In various evaluations, the upcoming model update matched the performance of PhD students on tough benchmark tasks in physics, chemistry, and biology. This new reasoning model notably surpassed earlier versions, solving 83% of problems on a qualifying exam for the International Mathematics Olympiad, compared to 13% for GPT-4.
 
Crucial Improvements
For developers, the o1 series boasts improved coding skills, achieving the 89th percentile in Codeforces competitions. The OpenAI o1-mini, a smaller and more affordable version, is 80% less expensive than o1-preview and excels in generating and debugging intricate code.

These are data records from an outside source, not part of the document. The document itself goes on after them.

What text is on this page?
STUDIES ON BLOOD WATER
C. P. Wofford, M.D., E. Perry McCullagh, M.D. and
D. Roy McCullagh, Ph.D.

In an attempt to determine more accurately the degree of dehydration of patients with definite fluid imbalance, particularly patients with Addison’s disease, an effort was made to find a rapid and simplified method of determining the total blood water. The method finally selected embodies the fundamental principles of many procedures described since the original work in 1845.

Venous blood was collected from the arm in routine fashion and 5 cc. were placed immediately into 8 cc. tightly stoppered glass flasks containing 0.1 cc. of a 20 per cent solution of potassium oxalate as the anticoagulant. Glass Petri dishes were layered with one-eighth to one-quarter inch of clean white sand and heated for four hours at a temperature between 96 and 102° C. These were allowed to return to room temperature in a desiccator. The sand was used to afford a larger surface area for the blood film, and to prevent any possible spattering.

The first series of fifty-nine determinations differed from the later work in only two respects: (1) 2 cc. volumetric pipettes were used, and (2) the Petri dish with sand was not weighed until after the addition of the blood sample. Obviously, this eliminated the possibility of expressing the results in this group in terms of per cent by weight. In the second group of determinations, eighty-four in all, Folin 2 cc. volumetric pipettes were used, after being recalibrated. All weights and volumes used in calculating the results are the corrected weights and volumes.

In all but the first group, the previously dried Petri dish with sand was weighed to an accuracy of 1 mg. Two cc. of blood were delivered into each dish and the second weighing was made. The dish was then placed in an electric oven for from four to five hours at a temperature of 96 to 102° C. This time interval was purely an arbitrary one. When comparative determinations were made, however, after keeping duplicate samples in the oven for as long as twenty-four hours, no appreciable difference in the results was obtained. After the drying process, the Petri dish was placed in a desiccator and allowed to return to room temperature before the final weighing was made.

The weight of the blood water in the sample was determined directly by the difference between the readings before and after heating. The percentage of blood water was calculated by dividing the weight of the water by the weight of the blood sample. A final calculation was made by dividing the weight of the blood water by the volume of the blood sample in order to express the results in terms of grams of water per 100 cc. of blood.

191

These improvements could impact the crypto sector, where advanced coding and mathematical reasoning are essential. The enhanced reasoning and coding capabilities of the o1 models might support smart contract development, blockchain protocol analysis, and security auditing.
OpenAI has also introduced a new safety training method for these models, enhancing their adherence to safety and alignment guidelines by reasoning through policies in a step-by-step manner. In challenging jailbreaking tests, the o1-preview model showed a significant improvement in maintaining safety compliance compared to GPT-4.
 
New Opportunities
OpenAI President Greg Brockman, notes that o1 technology offers new opportunities for safety and has demonstrated enhancements in reliability, reduced hallucinations, and increased resilience to adversarial attacks. He emphasizes that the models have a step-by-step reasoning capability which helps facilitate System II thinking, allowing them to tackle more complex tasks.
Currently, the o1 models are accessible to ChatGPT Plus and Team users, with Enterprise and Edu users expected to gain access soon. Developers with eligible API usage levels can begin prototyping with both models, although some features like function calling and streaming are not yet available.